As autosomal controls, we have used a gene-specific probe for actin-
1 on chromosome V( Kraus and Hirsh) and a transcriptionally active 
sequence found in a 'walk' in the region of the amber suppressor tRNA 
gene, sup-5 on III (R.  Waterston).  
Results of Biochemical Analysis.  The various X-specific and 
autosomal DNA sequences were used to probe Northern blots of RNA from 
adult wild-type hermaphrodites (XX animals), adult wild-type males (XO 
animals) and adult dpy-21 hermaphrodites (X animals).  Mutations in 
dpy-21 appear to produce wild-type XO animals but morphologically 
dumpy XX animals.  By genetic criteria XX dpy-21 animals behave as if 
they express their X chromosomes to the level expected of animals with 
three X chromosomes.  Specifically, in a dpy-21 background triplo-X 
animals are dead.  (J.  Hodgkin [1983] Molec.  Gen.  Genet.  192 452-
458)}.  Our results were: 
1.  The phenomenon of dosage compensation exists at the level of 
transcription in the nematode.  Specifically, mRNA levels transcribed 
from X-specific sequences were found to be identical in XX and XO 
animals (normalized to mRNA levels associated with autosomal genes).  

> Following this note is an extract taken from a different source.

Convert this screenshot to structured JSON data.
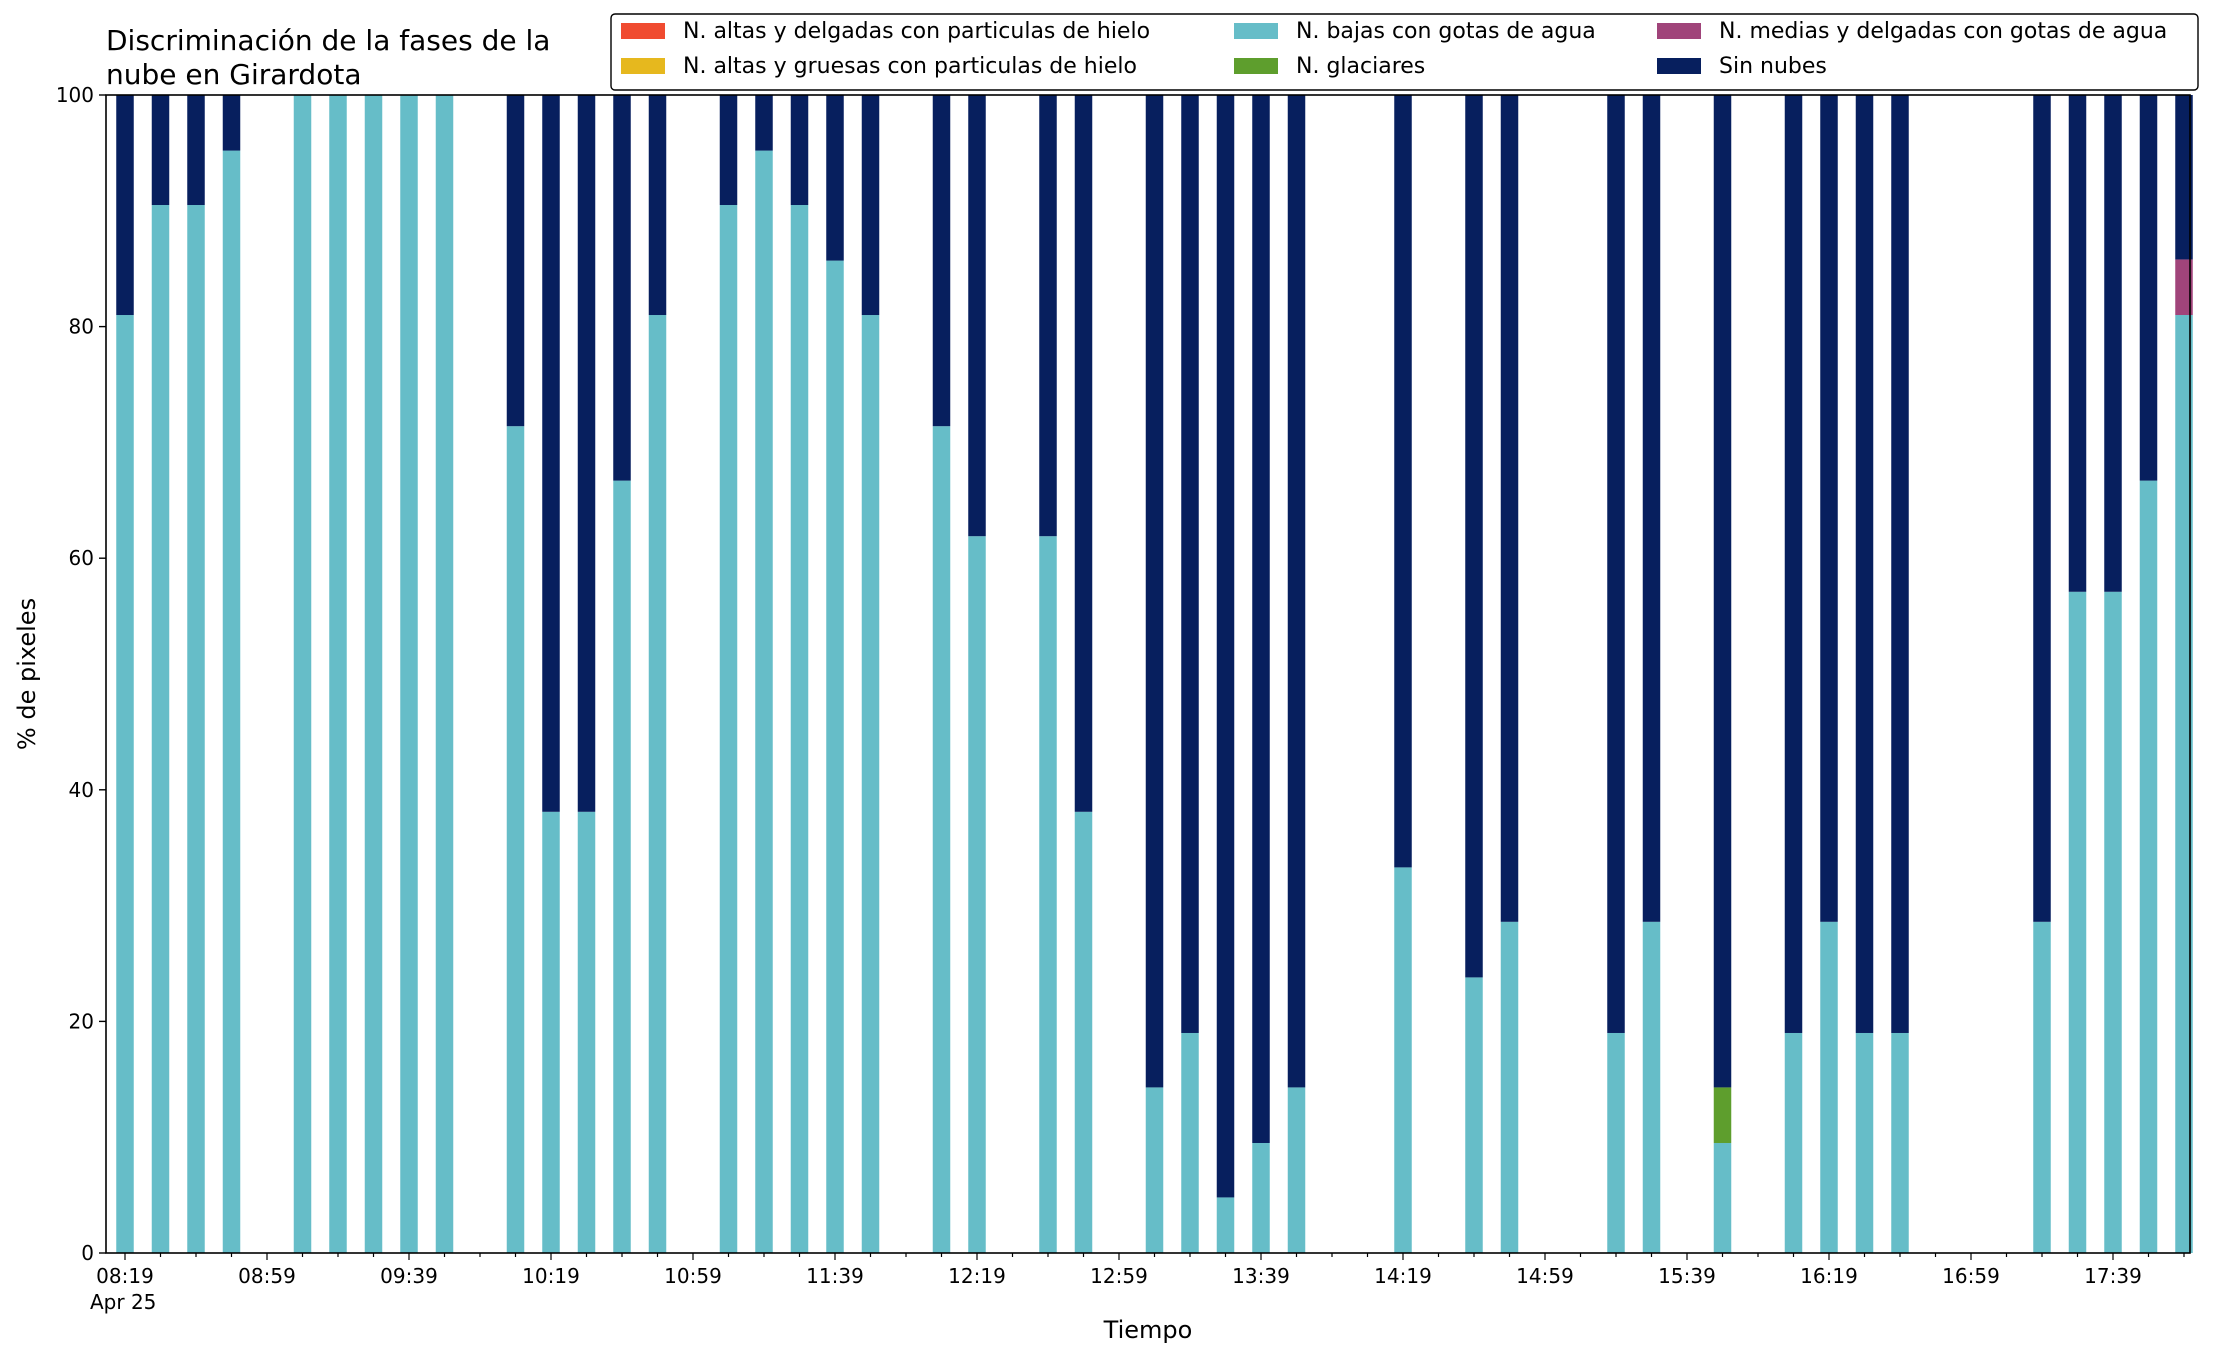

2.  dpy-21 disrupts proper dosage compensation.  Specifically, the 
level of X-transcription in dpy-21 hermaphrodites was found to be 
three-fold higher than in wild-type hermaphrodites, again controlling 
for autosomal mRNA levels.  
These studies are now being extended by the inclusion of more X-
specific and autosomal probes and are being used to investigate mRNA 
levels in males and in hermaphrodites containing mutations in dpy-21, 
dpy-23, dpy-27, 
als containing double and triple combinations 
of these mutations.  With this information we hope to sort out the 
patterns of interactions among these genes which are excellent 
candidates for being involved in dosage compensation.